Perhaps they were foolish because they let someone else convince them they needed to go get more. They were foolish because the bridegroom was returning to escort them into the feast, and they weren’t alert enough to the dangers that were calling them to doubt themselves. They were foolish because they were awake, ready, and present – and they gave in to the voice of someone else, who convinced them they weren’t good enough.
The world wants us to jump through hoops to prove we are enough and we are worthy. But God has already made us to be enough exactly as we are.
You are enough.
We are enough.
You are beautifully and wonderfully made in the image of God. You are good enough just as you are. You have everything you need, gifted to you by the gracious love of God. To be part of the feast, to be part of the celebration, to join in the eternal joy of the presence of our Bridegroom, you do not need to be perfect as our society seeks to define perfect, you just need to know who it is that created you perfectly.
I invite you today to break free from the chains of our society that would call you to go out and be more, do more, have more; be alert to any who says you aren’t good enough. For truly, as we sit here in the presence of God, God speaks into each of your lives and says, You Are Enough.Rejoice, and celebrate at the feast of the Lord.

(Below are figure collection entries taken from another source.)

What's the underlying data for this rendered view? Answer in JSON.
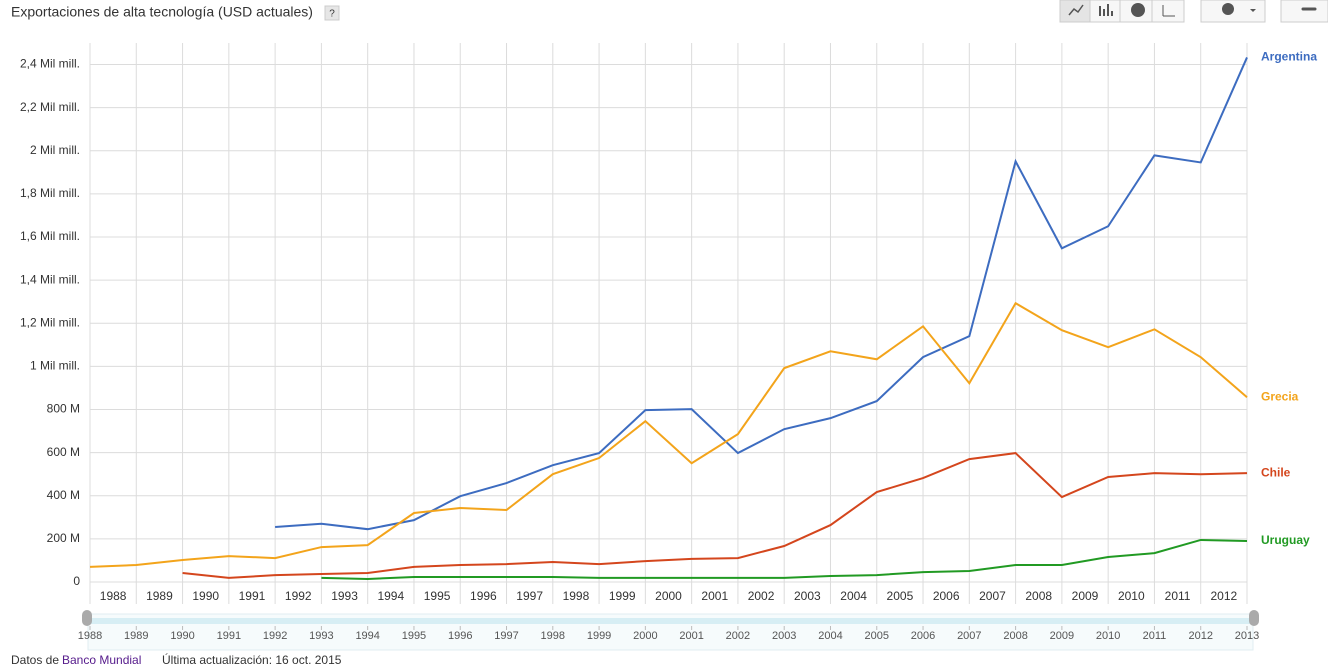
{
  "header": {
    "title": "Exportaciones de alta tecnología (USD actuales)",
    "help": "?"
  },
  "chart_data": {
    "type": "line",
    "x": [
      1988,
      1989,
      1990,
      1991,
      1992,
      1993,
      1994,
      1995,
      1996,
      1997,
      1998,
      1999,
      2000,
      2001,
      2002,
      2003,
      2004,
      2005,
      2006,
      2007,
      2008,
      2009,
      2010,
      2011,
      2012,
      2013
    ],
    "xlim": [
      1988,
      2013
    ],
    "xticks": [
      1988,
      1989,
      1990,
      1991,
      1992,
      1993,
      1994,
      1995,
      1996,
      1997,
      1998,
      1999,
      2000,
      2001,
      2002,
      2003,
      2004,
      2005,
      2006,
      2007,
      2008,
      2009,
      2010,
      2011,
      2012
    ],
    "ylim": [
      0,
      2500
    ],
    "yticks": [
      0,
      {
        "value": 200,
        "label": "200 M"
      },
      {
        "value": 400,
        "label": "400 M"
      },
      {
        "value": 600,
        "label": "600 M"
      },
      {
        "value": 800,
        "label": "800 M"
      },
      {
        "value": 1000,
        "label": "1 Mil mill."
      },
      {
        "value": 1200,
        "label": "1,2 Mil mill."
      },
      {
        "value": 1400,
        "label": "1,4 Mil mill."
      },
      {
        "value": 1600,
        "label": "1,6 Mil mill."
      },
      {
        "value": 1800,
        "label": "1,8 Mil mill."
      },
      {
        "value": 2000,
        "label": "2 Mil mill."
      },
      {
        "value": 2200,
        "label": "2,2 Mil mill."
      },
      {
        "value": 2400,
        "label": "2,4 Mil mill."
      }
    ],
    "grid": true,
    "series": [
      {
        "name": "Argentina",
        "color": "#3d6cc0",
        "values": [
          null,
          null,
          null,
          null,
          255,
          270,
          245,
          287,
          398,
          459,
          542,
          598,
          797,
          802,
          598,
          709,
          760,
          839,
          1043,
          1140,
          1951,
          1548,
          1650,
          1979,
          1946,
          2433
        ]
      },
      {
        "name": "Grecia",
        "color": "#f3a41b",
        "values": [
          70,
          79,
          102,
          120,
          111,
          162,
          171,
          320,
          343,
          334,
          500,
          575,
          746,
          551,
          686,
          992,
          1070,
          1033,
          1186,
          922,
          1293,
          1168,
          1089,
          1172,
          1043,
          857
        ]
      },
      {
        "name": "Chile",
        "color": "#d4461d",
        "values": [
          null,
          null,
          42,
          19,
          32,
          37,
          42,
          70,
          79,
          83,
          93,
          83,
          97,
          107,
          111,
          167,
          264,
          417,
          482,
          570,
          598,
          394,
          487,
          505,
          500,
          505
        ]
      },
      {
        "name": "Uruguay",
        "color": "#219a23",
        "values": [
          null,
          null,
          null,
          null,
          null,
          19,
          14,
          23,
          23,
          23,
          23,
          19,
          19,
          19,
          19,
          19,
          28,
          32,
          46,
          51,
          79,
          79,
          116,
          134,
          195,
          190
        ]
      }
    ]
  },
  "footer": {
    "source_prefix": "Datos de",
    "source": "Banco Mundial",
    "updated": "Última actualización: 16 oct. 2015"
  }
}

There is nothing you can do to make God love you more. There is nothing you can do to make God love you less.
You are enough, already, to be God’s – simply because you already are. There is more joy in heaven over making a connection with one imperfect sinner, one person who still has room to grow and learn and change and develop, than over 99 perfect drones. Why? Because we imperfect creatures belong to God. We are treasured by God, even when we’ve wandered away and rolled in the mud and smell bad and need to be cleaned up.
“Where your treasure is, there your heart will be also.”

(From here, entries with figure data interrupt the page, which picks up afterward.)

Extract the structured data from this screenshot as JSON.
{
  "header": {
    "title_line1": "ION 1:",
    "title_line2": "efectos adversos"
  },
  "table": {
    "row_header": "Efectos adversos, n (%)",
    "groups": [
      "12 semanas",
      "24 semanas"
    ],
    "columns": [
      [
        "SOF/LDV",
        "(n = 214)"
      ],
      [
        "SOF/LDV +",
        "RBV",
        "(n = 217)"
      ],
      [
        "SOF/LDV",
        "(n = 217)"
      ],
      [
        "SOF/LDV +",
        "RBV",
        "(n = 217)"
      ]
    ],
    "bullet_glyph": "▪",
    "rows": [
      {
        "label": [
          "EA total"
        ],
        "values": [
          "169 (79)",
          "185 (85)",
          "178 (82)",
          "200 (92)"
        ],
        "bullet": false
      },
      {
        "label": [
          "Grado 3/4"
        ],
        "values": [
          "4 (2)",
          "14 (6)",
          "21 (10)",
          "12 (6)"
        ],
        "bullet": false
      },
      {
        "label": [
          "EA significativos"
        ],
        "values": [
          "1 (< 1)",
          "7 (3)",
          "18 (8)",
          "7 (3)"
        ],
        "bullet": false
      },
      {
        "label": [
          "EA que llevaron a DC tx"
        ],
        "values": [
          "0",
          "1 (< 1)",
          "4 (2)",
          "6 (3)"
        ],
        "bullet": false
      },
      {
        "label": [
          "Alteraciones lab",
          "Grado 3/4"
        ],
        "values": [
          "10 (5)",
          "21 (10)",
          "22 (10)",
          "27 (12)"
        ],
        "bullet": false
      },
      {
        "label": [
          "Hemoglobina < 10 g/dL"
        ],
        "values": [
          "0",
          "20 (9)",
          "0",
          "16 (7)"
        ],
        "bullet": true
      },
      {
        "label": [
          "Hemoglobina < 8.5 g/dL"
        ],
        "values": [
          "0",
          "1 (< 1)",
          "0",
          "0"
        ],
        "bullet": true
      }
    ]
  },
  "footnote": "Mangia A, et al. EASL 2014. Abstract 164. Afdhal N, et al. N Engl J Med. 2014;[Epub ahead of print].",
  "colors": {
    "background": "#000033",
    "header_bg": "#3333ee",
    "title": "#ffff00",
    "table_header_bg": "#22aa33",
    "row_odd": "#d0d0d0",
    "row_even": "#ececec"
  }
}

Reading this passage in light of that, it occurs to me that this is the story of the Incarnation: God putting God’s heart here among us, because it is here that God’s treasure is, because God’s treasure is us. And the one doing the treasuring and the searching and the finding is not us.

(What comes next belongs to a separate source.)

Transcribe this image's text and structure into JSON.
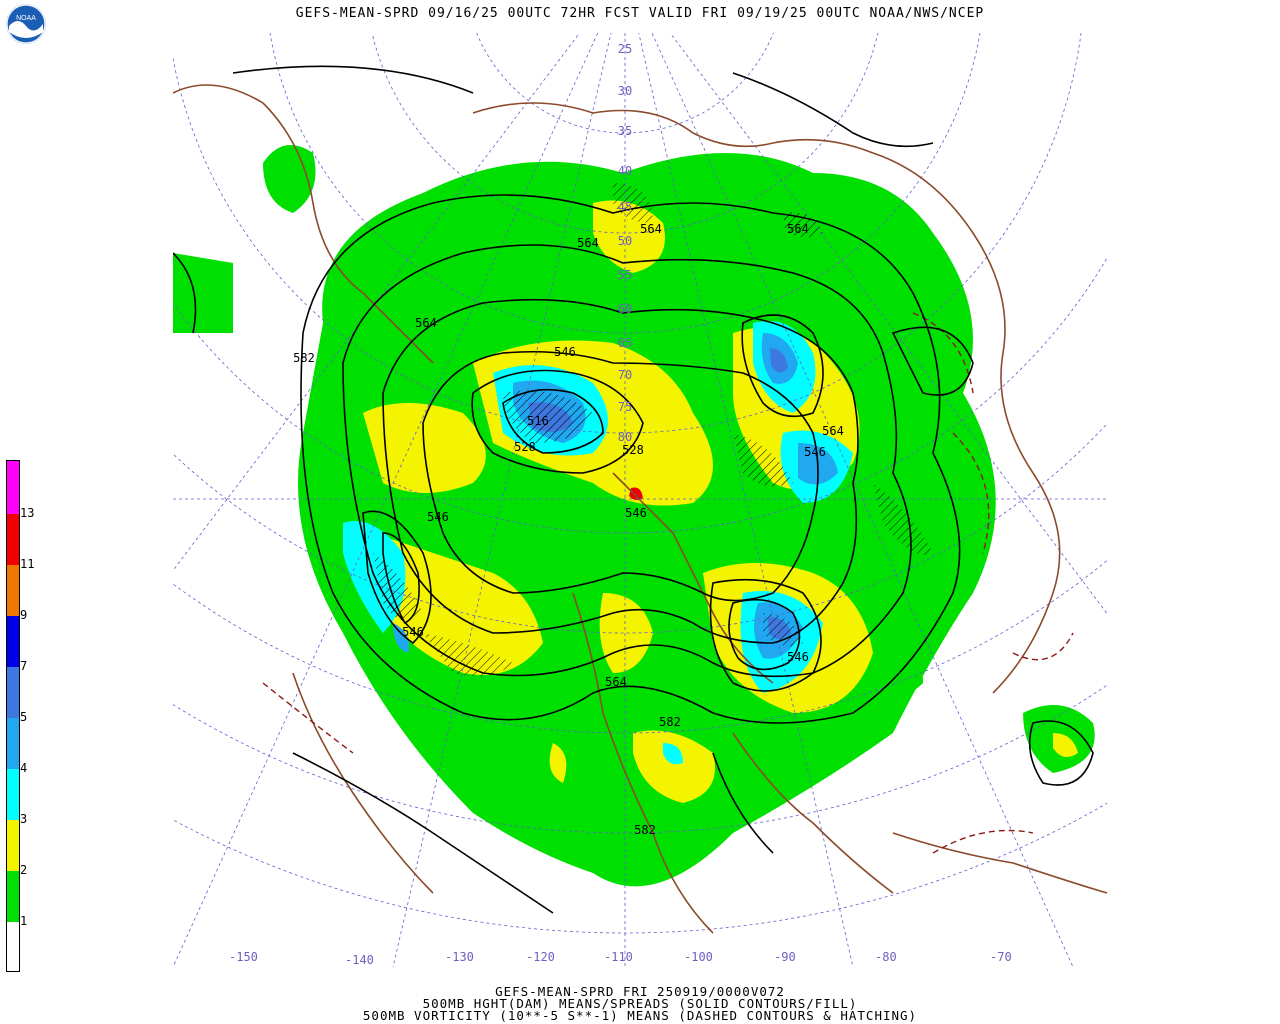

It frees us to return to the role for which we were made; to love God, and love the person we find next to us, and to be co-creators with God in the world that God has set in motion. Because we don’t have to be or do perfect, because the world doesn’t depend on us. Our salvation doesn’t depend on us. We are freed to need each other, to need God, to live in response to God instead of in desperation for God’s approval. And because we know that God is a persistent seeker, and that God takes joy in running after and after imperfect beings, it means we can co-create out of love and joy in God, taking breaks and trying things and taking risks and trying again, secure in our place at God’s table.
You are, I am, every one of us is already enough to be love by God. God’s grace is enough for you. For the real you. Not for you who wears the mask of “Oh, everything’s fine” at church. Not for you who only presents the best parts of yourself on facebook because everyone else there also seems so perfect. Not for you who sells yourself short. God’s grace is enough for the real you, flaws and all.
“The Spirit and the bride (the church) say, ’Come’..Whoever is thirsty, let him come; and whoever wishes, let him take the free gift of the water of life.” (Revelation 22:17).
We are good enough in Christ to serve God!” Come to Him today.